January 18, 2025
LLM IAM patterns for agentic teams
A field guide for propagating identity, enforcing least privilege, and keeping audit trails intact inside modern agentic stacks.
IAM maturity determines whether your agent stays in production. We keep seeing the same smell: a prototype that authenticates users at the UI layer but drops all context as soon as the request hits the agent runtime. After that, the agent calls tooling with shared credentials, every action looks identical in logs, and audit teams panic.
The patterns below summarize how we propagate identity through the stack, enforce least privilege, and give auditors the evidence they require. You can layer each pattern incrementally regardless of cloud provider.
1. Identity envelope per request
Start by packaging the caller's identity and entitlements as a single immutable envelope. The envelope should contain:
- User ID and organization ID
- Normalized roles (e.g.,
analyst,customer-success) - Derived entitlements (
canViewPhi,region="EU") - Session metadata (device, mfa strength)
We forward this envelope via headers or metadata fields so every microservice reads from a single source of truth. In Next.js, a middleware can hydrate the envelope and forward it to the agent API:
const envelope = {
userId: session.user.id,
orgId: session.org.id,
roles: session.roles,
entitlements: deriveEntitlements(session),
};
await fetch("/api/agent", {
method: "POST",
headers: {
"x-agent-identity": Buffer.from(JSON.stringify(envelope)).toString("base64"),
},
body: JSON.stringify(payload),
});
Inside the runtime we decode the envelope and attach it to every tool call, prompt, and event log. That envelope is later used by the monitoring stack to prove who did what.
flowchart LR
A[IdP]-->B[Envelope]
B-->C[Policy Broker]
C-->D[Agent Runtime]
D-->E[Tool Registry]
D-->F[Audit Trail]
2. Tool registries with IAM guardrails
Most teams hardcode tool invocations in the agent logic. We centralize every tool definition in a registry that captures name, scopes, cost budgets, and the IAM attributes required to invoke it. When the agent wants to call a tool, it asks the registry for a signed capability. If the identity envelope lacks the proper entitlements, the registry denies the request with a justification.
The registry also decorates each tool execution with a policyDecisionId that is logged alongside the request. When auditors ask why a tool was allowed, we can respond with deterministic data.

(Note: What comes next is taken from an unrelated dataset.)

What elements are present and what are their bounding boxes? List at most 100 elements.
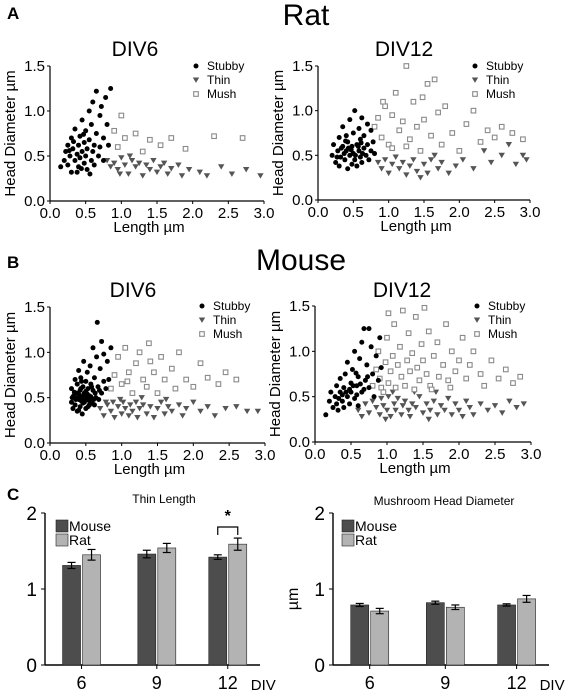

3. Dynamic policy injection into prompts
Prompts should not be static strings. Inject IAM context so the model understands boundaries. We embed short policy snippets:
You are assisting an analyst with EU accounts only. Never expose ticket data outside of region="EU". If a request references other regions, respond with "Need review".
When policies change, we update the snippet from a centralized store so every prompt inherits the change automatically. This is cheaper and faster than retraining or redeploying the agent runtime.
4. Scoped credentials per workflow
Avoid the temptation to share one API key across the entire agent. Instead, mint scoped credentials tied to the user's IAM context. At minimum:
- Use OAuth client credentials with per-tool scopes for backend-to-backend calls.
- Rotate credentials via the same secrets manager used by your existing services.
- Emit structured logs whenever a credential is used so security analysts can detect anomalies.
5. Just-in-time approvals
Certain workflows—fund transfers, publishing incidents—deserve human approvals. We implement JIT approvals by pausing the agent workflow, persisting the context payload, and notifying the approver via Slack or ticketing systems. The approval event references the same identity envelope plus a hash of the payload to guarantee integrity.
This pattern keeps agents inside compliance boundaries while preserving automation for low-risk steps.
6. Immutable audit trails
Every action should produce a log entry that contains:
- Identity envelope (or hash)
- Tool invoked and arguments
- Prompt template ID
- Retrieval sources
- Policy decision outcome
- Model response metadata (tokens, latency)
We stream these logs into the same SIEM or observability platform your security team already trusts. During tabletop exercises we walk through how to export the relevant entries within minutes.
7. SaaS multi-tenancy
When supporting multiple customers inside a shared agent stack, we isolate tenants at three levels:
- Data – per-tenant storage or strict row-level security with row ownership enforced at the database level.
- Vector stores – either separate indexes or namespacing that is cryptographically enforced.
- Secrets & tooling – each tenant registers its own tool credentials; the runtime never mixes them.
Tag every trace and log entry with the tenant identifier so suspicious activity is easy to scope.
8. Delivery process
IAM is not only a technical exercise. We codify the policies in architecture memos, review them with security, and include them in the rollout checklist. The same rigor we describe on the LLM security & IAM offering applies to internal platforms. If your organization cannot describe how entitlements flow through the runtime, you are not production-ready.
Takeaway
Successful agentic programs treat IAM as a product surface. The patterns above improve security posture while giving product teams the freedom to move fast. Start with the identity envelope, add the tool registry, and ship structured logs from day one. By the time the compliance team asks for evidence, you will already have the answers.